I don't identify with Wicks's prejudices and stereotypes here at all, and
I'd be very surprised if Pynchon does. In fact, I'm even quite surprised
that you do.
> Enter Col. Washington, already a figure of fun, the way Pynchon sets things
> up. Cherrycoke next pays the Father of Our Country a decidedly left-handed
> compliment ("In this Provinceof the Unreflective, if the Colonel serves no
> as a Focus of Sobriety, neither is he quite the incompetent Fool depicted
> in the London press")
Are you sure this is Wicks? There's no indication in the text that he ever
met Washington.
> and suggests we cut the guy some slack despite all
> appearances
Actually, what the narrator of this episode notes here is that, despite both
prior expectations and negative depictions in the English press, George is
neither puritanical nor an "incompetent Fool":
In his mature person, tho' he will seem from time to time to allow his
Gaze to refocus on something more remote,-- yet 'tis as little Fidgeting
as Reverie, something purposeful, rather, allowing him to remain
attentive to the Topick at hand. (276.4)
Quite a complimentary description in fact, admiring even.
> -- sort of like the way people who don't like Bush Jr. talk
> about his dip-stick not reaching his oil, lights-on-nobody-home, that sort
> of mockery. Then Washington launches into a real estate investment pitch.
>
> Booby, real estate huckster ("Dismal Swamp Land Shares")
Actually, this was the real name of the region and the company:
http://www.vmnh.org/swmpsusn.htm
http://members.visi.net/~lawrence/chronolo.html
> , paranoid pot
> smoker not quite right in the head,
I must have missed that bit too!
> as W.C. Fields ("my Treasure"; "my
> Nosegay of Virtues") inviting us to compare Washington to a well-liked
> comedian equally well known as a child-hating drunkard....
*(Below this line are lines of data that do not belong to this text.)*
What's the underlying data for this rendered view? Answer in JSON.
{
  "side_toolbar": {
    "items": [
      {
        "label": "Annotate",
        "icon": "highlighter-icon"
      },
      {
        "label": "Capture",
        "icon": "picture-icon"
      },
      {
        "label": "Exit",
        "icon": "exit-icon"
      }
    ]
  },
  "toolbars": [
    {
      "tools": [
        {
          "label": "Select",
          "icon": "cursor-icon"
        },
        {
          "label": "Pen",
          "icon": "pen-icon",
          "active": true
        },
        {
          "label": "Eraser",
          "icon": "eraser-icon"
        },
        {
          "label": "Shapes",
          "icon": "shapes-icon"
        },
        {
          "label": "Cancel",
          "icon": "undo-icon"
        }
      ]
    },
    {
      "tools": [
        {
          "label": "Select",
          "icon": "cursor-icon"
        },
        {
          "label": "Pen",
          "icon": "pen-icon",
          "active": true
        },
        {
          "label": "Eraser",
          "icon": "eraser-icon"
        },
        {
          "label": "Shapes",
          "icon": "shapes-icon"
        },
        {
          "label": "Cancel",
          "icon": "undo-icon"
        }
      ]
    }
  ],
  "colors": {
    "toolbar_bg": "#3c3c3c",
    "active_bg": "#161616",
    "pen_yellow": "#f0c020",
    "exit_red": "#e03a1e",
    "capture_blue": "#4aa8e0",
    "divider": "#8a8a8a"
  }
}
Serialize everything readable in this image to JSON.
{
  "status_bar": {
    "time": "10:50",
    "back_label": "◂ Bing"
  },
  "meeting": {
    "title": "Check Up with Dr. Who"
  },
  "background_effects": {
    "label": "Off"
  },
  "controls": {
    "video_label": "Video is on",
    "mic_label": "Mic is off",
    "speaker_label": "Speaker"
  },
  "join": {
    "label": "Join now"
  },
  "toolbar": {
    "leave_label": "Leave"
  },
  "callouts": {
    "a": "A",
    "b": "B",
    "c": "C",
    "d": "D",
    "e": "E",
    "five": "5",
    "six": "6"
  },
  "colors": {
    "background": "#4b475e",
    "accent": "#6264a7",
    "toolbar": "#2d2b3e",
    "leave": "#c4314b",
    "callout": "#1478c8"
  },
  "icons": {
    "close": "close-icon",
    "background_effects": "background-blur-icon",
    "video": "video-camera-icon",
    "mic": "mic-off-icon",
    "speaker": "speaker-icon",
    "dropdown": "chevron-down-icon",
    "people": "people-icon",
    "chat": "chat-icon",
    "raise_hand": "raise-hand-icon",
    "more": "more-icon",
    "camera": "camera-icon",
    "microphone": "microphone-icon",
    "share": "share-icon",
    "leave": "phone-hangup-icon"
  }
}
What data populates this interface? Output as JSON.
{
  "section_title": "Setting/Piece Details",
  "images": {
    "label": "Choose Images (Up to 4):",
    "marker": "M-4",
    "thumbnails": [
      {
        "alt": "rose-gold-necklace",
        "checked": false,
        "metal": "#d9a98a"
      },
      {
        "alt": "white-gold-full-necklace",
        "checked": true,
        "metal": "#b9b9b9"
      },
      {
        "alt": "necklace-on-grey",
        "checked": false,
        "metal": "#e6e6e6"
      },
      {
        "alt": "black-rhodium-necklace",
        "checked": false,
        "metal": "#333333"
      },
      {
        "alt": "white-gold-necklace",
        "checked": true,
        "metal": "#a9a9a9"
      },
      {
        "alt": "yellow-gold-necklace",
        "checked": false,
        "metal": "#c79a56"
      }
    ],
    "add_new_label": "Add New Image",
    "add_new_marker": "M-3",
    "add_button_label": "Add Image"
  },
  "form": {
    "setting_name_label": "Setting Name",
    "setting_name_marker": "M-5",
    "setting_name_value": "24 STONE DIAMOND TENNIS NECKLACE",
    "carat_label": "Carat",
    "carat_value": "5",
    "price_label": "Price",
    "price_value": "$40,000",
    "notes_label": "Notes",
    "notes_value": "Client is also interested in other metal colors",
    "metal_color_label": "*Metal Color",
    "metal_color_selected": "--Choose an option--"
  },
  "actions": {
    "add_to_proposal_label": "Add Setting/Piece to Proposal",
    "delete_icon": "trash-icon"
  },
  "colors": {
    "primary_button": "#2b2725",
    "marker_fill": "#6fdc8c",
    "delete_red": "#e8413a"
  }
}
Where's the connection with W.C. Fields as "child-hating drunkard"?
> Yeah, Pynchon's
> layering on the respect for the Father of Our Country.
>
> Washington's quip, "My man" and the response of the "African servant", "Yes
> Massuh Washington Suh" may wring a laugh but also reminds us the latter is
> the property of the former, hardly a flattering situationfor Washington at
> the time Pynchon's writing. A singing bird in a cage is a prisoner no
> matter how its master dotes on the entertaining creature.
Ah, but what Washington grants Gershom is absolute *liberty*. The banter
between them is the banter of *friends*. Gershom is free to come and go as
he pleases, free to eat and drink and smoke whatever he wants, whenever he
wants, free to say whatever he likes and poke fun at his master and the
prevailing social conditions (as in the examples you cite), free to express
his opinions and criticisms, free to invest his wages as he chooses etc etc,
even though he's not technically "free" in this society. The word Washington
uses on a couple of occasions is chosen carefully by Pynchon: they are not
his slaves but "Tithables".
>
> I read this against the backdrop of the black/white race politics material
> in GR, those black musicians entertaining the rich drunk white college boys
> with their sphincter-tightening fears of black shoeshine boys, beginning on
> page 62 of GR.
Where's there a reference to George Washington in _GR_? Of course, the more
telling comparison would be with "white Jack", young "Jack Kennedy (the
Ambassador's son)", whose regrettable failure of insight regarding men's
skin colour and civil rights some 200 hundred years after GW's time is
lamented by Pynchon's text. (GR 688.19)
As I think I mentioned, it's pretty clear that Pynchon doesn't buy into the
partisan politics game in the slightest. In the same way that the political
critiques in his fiction and non-fiction "cut across mainstream (US
Democratic/ Republican) party lines", so likewise do the particular
attitudes, beliefs and behaviours which are upheld therein.
best
> The closer you look at it (Washington and his slave) in this
> broader context, the less attractive Washington appears, in my view.
>
> This whole chapter is funny, of course, but not in a way that adds to the
> stature of Geo. Washington, in my view.
>
> I suppose you can get to the position of benign or even affectionate
> respect you seem to read in P's portrait of Washington, but only by
> throwing overboard most of the darts Pynchon actually shoots.